Accounting System

Accounting System,
this includes the purchase, sales, and other financial processes of the business. The purpose of an AIS is to accumulate data and provide decision makers (investors, creditors, and managers) with information.
While this was previously a paper-based process, most businesses now use accounting software. In an electronic financial accounting system, the steps in the accounting cycle are dependent upon the system itself.

For example, some systems allow direct journal posting to the various ledgers and others do not.

"Do not go to bed before the debits equals the credits"
Not only today but historically, it has been important for businesses, individuals and rulers to keep track of income and expenditure, whether it was due to a desire to know if an activity is profitable, or to tax or impose customs.

Accounting is thousands of years old; the earliest accounting records, which date back more than 7,000 years, were found in the Middle East.
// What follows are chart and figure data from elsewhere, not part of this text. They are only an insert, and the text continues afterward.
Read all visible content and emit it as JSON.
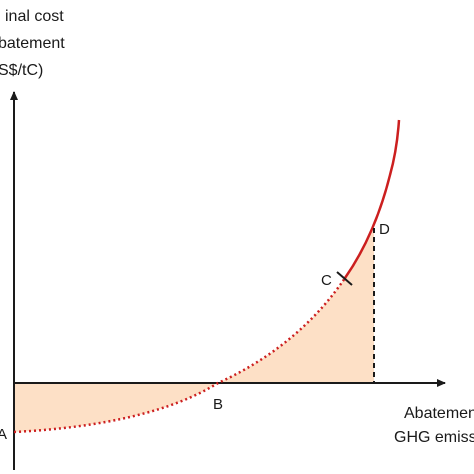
{
  "labels": {
    "y_axis": [
      "inal cost",
      "batement",
      "S$/tC)"
    ],
    "x_axis": [
      "Abatemen",
      "GHG emiss"
    ]
  },
  "points": {
    "a": "A",
    "b": "B",
    "c": "C",
    "d": "D"
  },
  "colors": {
    "curve": "#cc1f1f",
    "shade": "#fde0c6",
    "axis": "#1a1a1a"
  }
}
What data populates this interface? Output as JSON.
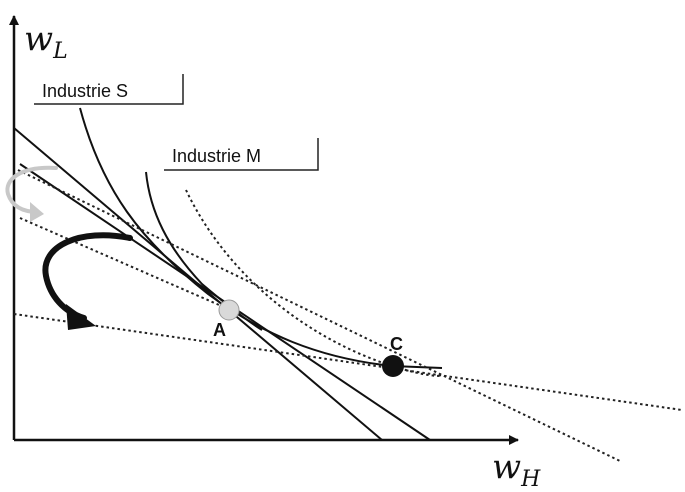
{
  "axes": {
    "y_label_main": "w",
    "y_label_sub": "L",
    "x_label_main": "w",
    "x_label_sub": "H"
  },
  "labels": {
    "industry_s": "Industrie S",
    "industry_m": "Industrie M"
  },
  "points": {
    "a": {
      "label": "A",
      "color": "#d9d9d9"
    },
    "c": {
      "label": "C",
      "color": "#111111"
    }
  },
  "colors": {
    "ink": "#111111",
    "arrow_light": "#c8c8c8"
  }
}
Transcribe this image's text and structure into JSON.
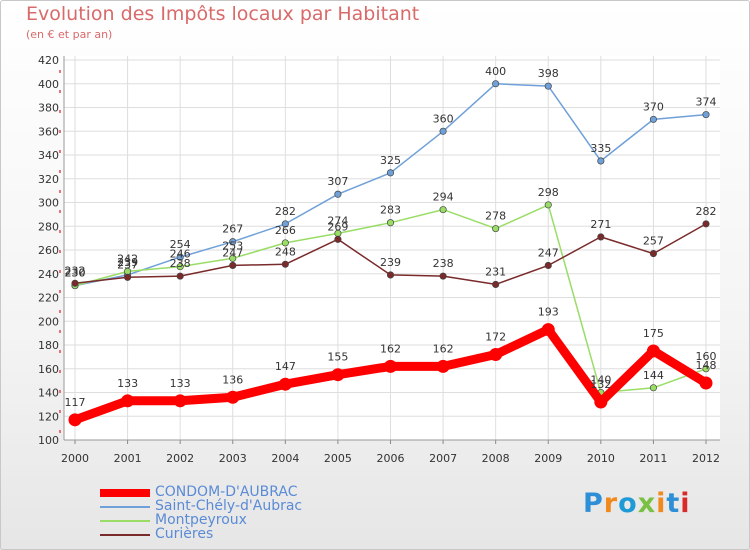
{
  "title": "Evolution des Impôts locaux par Habitant",
  "subtitle": "(en € et par an)",
  "logo": {
    "text": "Proxiti",
    "colors": [
      "#2e8fd6",
      "#f08a1c",
      "#1e9ad6",
      "#7ac143",
      "#f08a1c",
      "#2e8fd6",
      "#d92a2a"
    ]
  },
  "chart_data": {
    "type": "line",
    "x": [
      "2000",
      "2001",
      "2002",
      "2003",
      "2004",
      "2005",
      "2006",
      "2007",
      "2008",
      "2009",
      "2010",
      "2011",
      "2012"
    ],
    "ylim": [
      100,
      420
    ],
    "yticks": [
      "100",
      "120",
      "140",
      "160",
      "180",
      "200",
      "220",
      "240",
      "260",
      "280",
      "300",
      "320",
      "340",
      "360",
      "380",
      "400",
      "420"
    ],
    "grid": true,
    "legend_position": "bottom-left",
    "series": [
      {
        "name": "CONDOM-D'AUBRAC",
        "color": "#ff0000",
        "values": [
          117,
          133,
          133,
          136,
          147,
          155,
          162,
          162,
          172,
          193,
          132,
          175,
          148
        ],
        "labels": [
          "117",
          "133",
          "133",
          "136",
          "147",
          "155",
          "162",
          "162",
          "172",
          "193",
          "132",
          "175",
          "148"
        ]
      },
      {
        "name": "Saint-Chély-d'Aubrac",
        "color": "#6fa0d8",
        "values": [
          230,
          239,
          254,
          267,
          282,
          307,
          325,
          360,
          400,
          398,
          335,
          370,
          374
        ],
        "labels": [
          "230",
          "239",
          "254",
          "267",
          "282",
          "307",
          "325",
          "360",
          "400",
          "398",
          "335",
          "370",
          "374"
        ]
      },
      {
        "name": "Montpeyroux",
        "color": "#99dd66",
        "values": [
          230,
          242,
          246,
          253,
          266,
          274,
          283,
          294,
          278,
          298,
          140,
          144,
          160
        ],
        "labels": [
          "230",
          "242",
          "246",
          "253",
          "266",
          "274",
          "283",
          "294",
          "278",
          "298",
          "140",
          "144",
          "160"
        ]
      },
      {
        "name": "Curières",
        "color": "#7a2a2a",
        "values": [
          232,
          237,
          238,
          247,
          248,
          269,
          239,
          238,
          231,
          247,
          271,
          257,
          282
        ],
        "labels": [
          "232",
          "237",
          "238",
          "247",
          "248",
          "269",
          "239",
          "238",
          "231",
          "247",
          "271",
          "257",
          "282"
        ]
      }
    ]
  }
}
The people of that time relied on primitive accounting methods to record the growth of crops and herds. Accounting evolved, improving over the years and advancing as business advanced.

Today bookkeeping is associated with the double entry principle, described by the Italian friar Luca Pacioli. While Friar Luca is often called the "Father of Accounting," he did not invent the system. Instead, he simply described a method used by merchants in Venice during the Italian Renaissance period. His system included most of the accounting cycle as we know it today. The quotation mentioned above refers to Friar Luca.

The first accounting systems
In addition to the cash book, abacus, etc. were introduced around 1880 machines to help with the work. Allegedly Hollerith is one of the fathers, since he invented and sold one of the first counting machine m. punch cards. The same man was also founder of a company that eventually became the IBM account.
Today's accounting systems
Developments in computer technology and especially the introduction of the PC meant that it was possible for "ordinary people" to gain access to a definite system. That is an accounting system that does it all. From the first DOS-based accounting systems such as PcPlus to today's Internet-based accounting systems such as e-conomic using SaaS (or cloud computing) as a model for the distribution of accounting systems.